Today, this misstep is finally publicly acknowledged. SOCOM’s commander recently remarked that “It was a moonshot, but a moonshot that was worthy of taking.” Breaking Defense added that SOCOM recently shut down this $80M program, but intends to spend another $16M fielding associated technologies to combat units. In the same report, Breaking Defense noted the component technologies are now being rolled into what SOCOM calls the “Hyper-Enabled Operator” or HEO:

Under the HEO umbrella, SOCOM leaders envision pushing cloud-based computing down to individual operators using secure communication links, using augmented reality projected on a heads-up display in the helmet, and small ankle and knee exoskeletons that can be quickly removed to lessen the load.”

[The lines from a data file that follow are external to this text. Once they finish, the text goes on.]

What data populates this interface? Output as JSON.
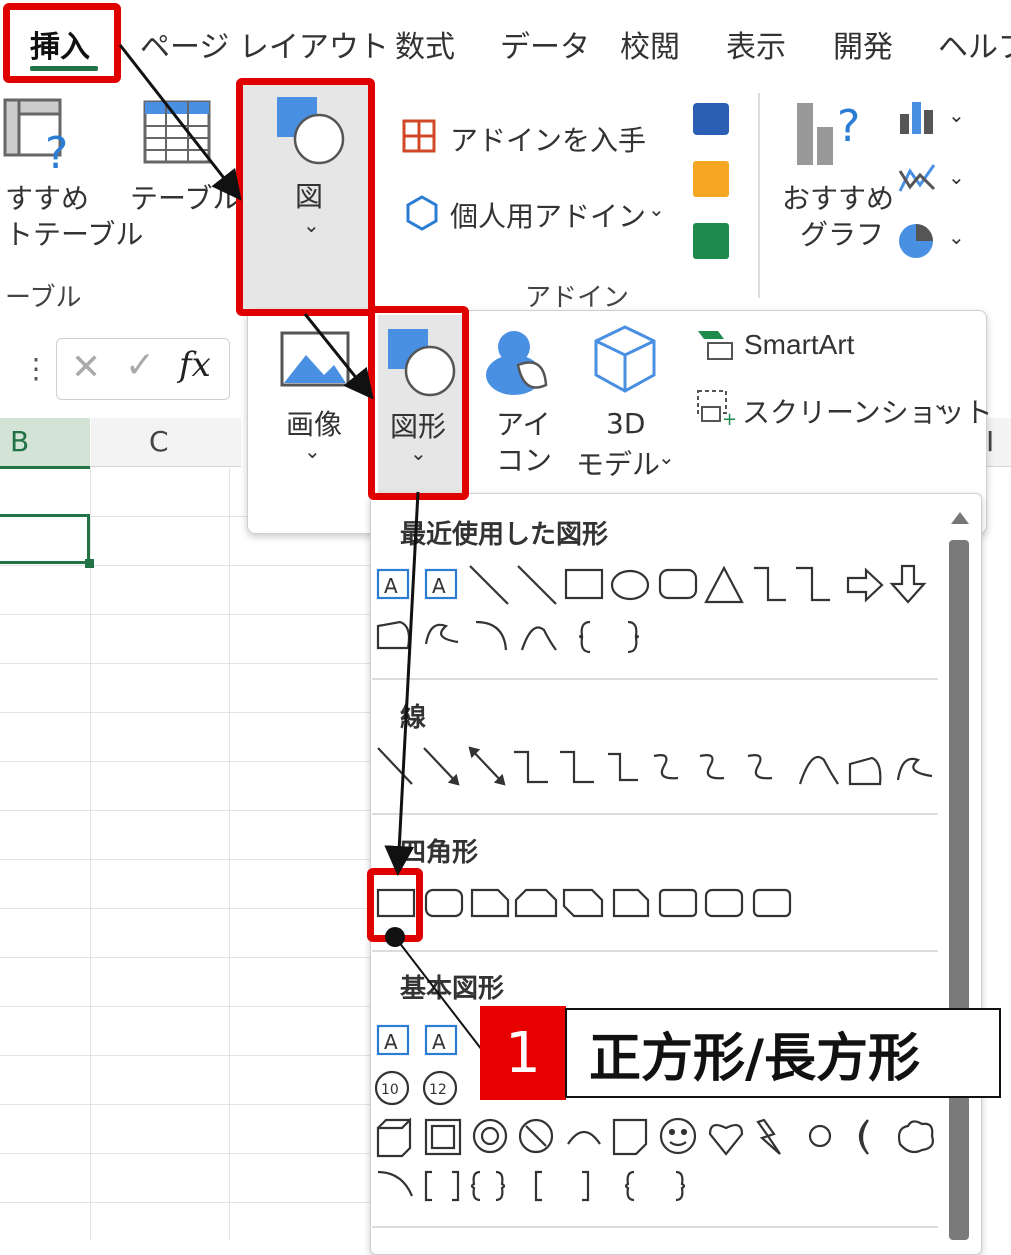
{
  "tabs": [
    "挿入",
    "ページ レイアウト",
    "数式",
    "データ",
    "校閲",
    "表示",
    "開発",
    "ヘルプ"
  ],
  "ribbon": {
    "pivot_line1": "すすめ",
    "pivot_line2": "トテーブル",
    "table_label": "テーブル",
    "group_table": "ーブル",
    "figure_label": "図",
    "addin_get": "アドインを入手",
    "addin_personal": "個人用アドイン",
    "group_addin": "アドイン",
    "rec_chart_line1": "おすすめ",
    "rec_chart_line2": "グラフ"
  },
  "formula_bar": {
    "fx": "fx"
  },
  "columns": [
    "B",
    "C",
    "I"
  ],
  "insert_panel": {
    "image_label": "画像",
    "shapes_label": "図形",
    "icon_line1": "アイ",
    "icon_line2": "コン",
    "model3d_line1": "3D",
    "model3d_line2": "モデル",
    "smartart": "SmartArt",
    "screenshot": "スクリーンショット"
  },
  "shapes_gallery": {
    "sections": [
      "最近使用した図形",
      "線",
      "四角形",
      "基本図形"
    ]
  },
  "callout": {
    "number": "1",
    "text": "正方形/長方形"
  },
  "colors": {
    "accent": "#217346",
    "highlight": "#e00000",
    "icon_blue": "#4a90e2"
  }
}
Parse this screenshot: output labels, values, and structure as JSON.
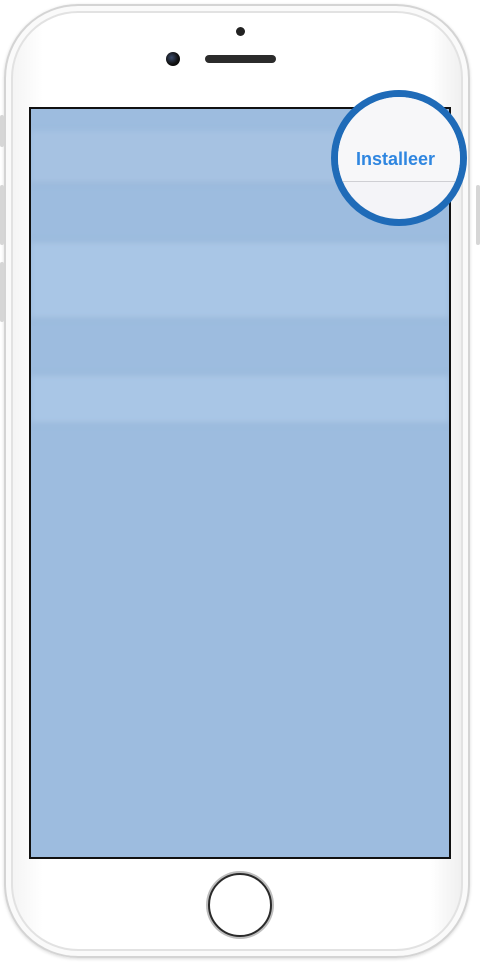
{
  "status_bar": {
    "carrier": "",
    "time": ""
  },
  "nav_bar": {
    "back_label": "",
    "title": "",
    "install_label": "Installeer"
  },
  "sections": [
    {
      "header": "",
      "body": ""
    },
    {
      "header": "",
      "body": ""
    }
  ],
  "colors": {
    "accent": "#2f86e0",
    "magnifier_ring": "#1f6bb8",
    "overlay": "#9dbcdf",
    "battery": "#4cd964"
  },
  "icons": {
    "location": "location-arrow-icon",
    "battery": "battery-icon",
    "charging": "charging-bolt-icon"
  }
}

This sounds suspiciously like one of the many SOCOM concepts of having two Green Berets with M4 rifles and laptops working clandestine operations, information operations, and unconventional warfare from a hotel room. On paper, it seems plausible, but when I mentioned the clandestine missions of past Special Forces units such as Detachment A to a current ODA team sergeant, he expressed the impossibility of such an endeavor when he has a team filled with 22-year-olds.

On some level, it’s understandable that SOCOM has to launch futuristic science fiction concepts to capture the public’s imagination and secure funding for its projects. On the other hand, the advertising may create unrealistic perceptions about SOF capabilities to both the public as well as legislators in Congress.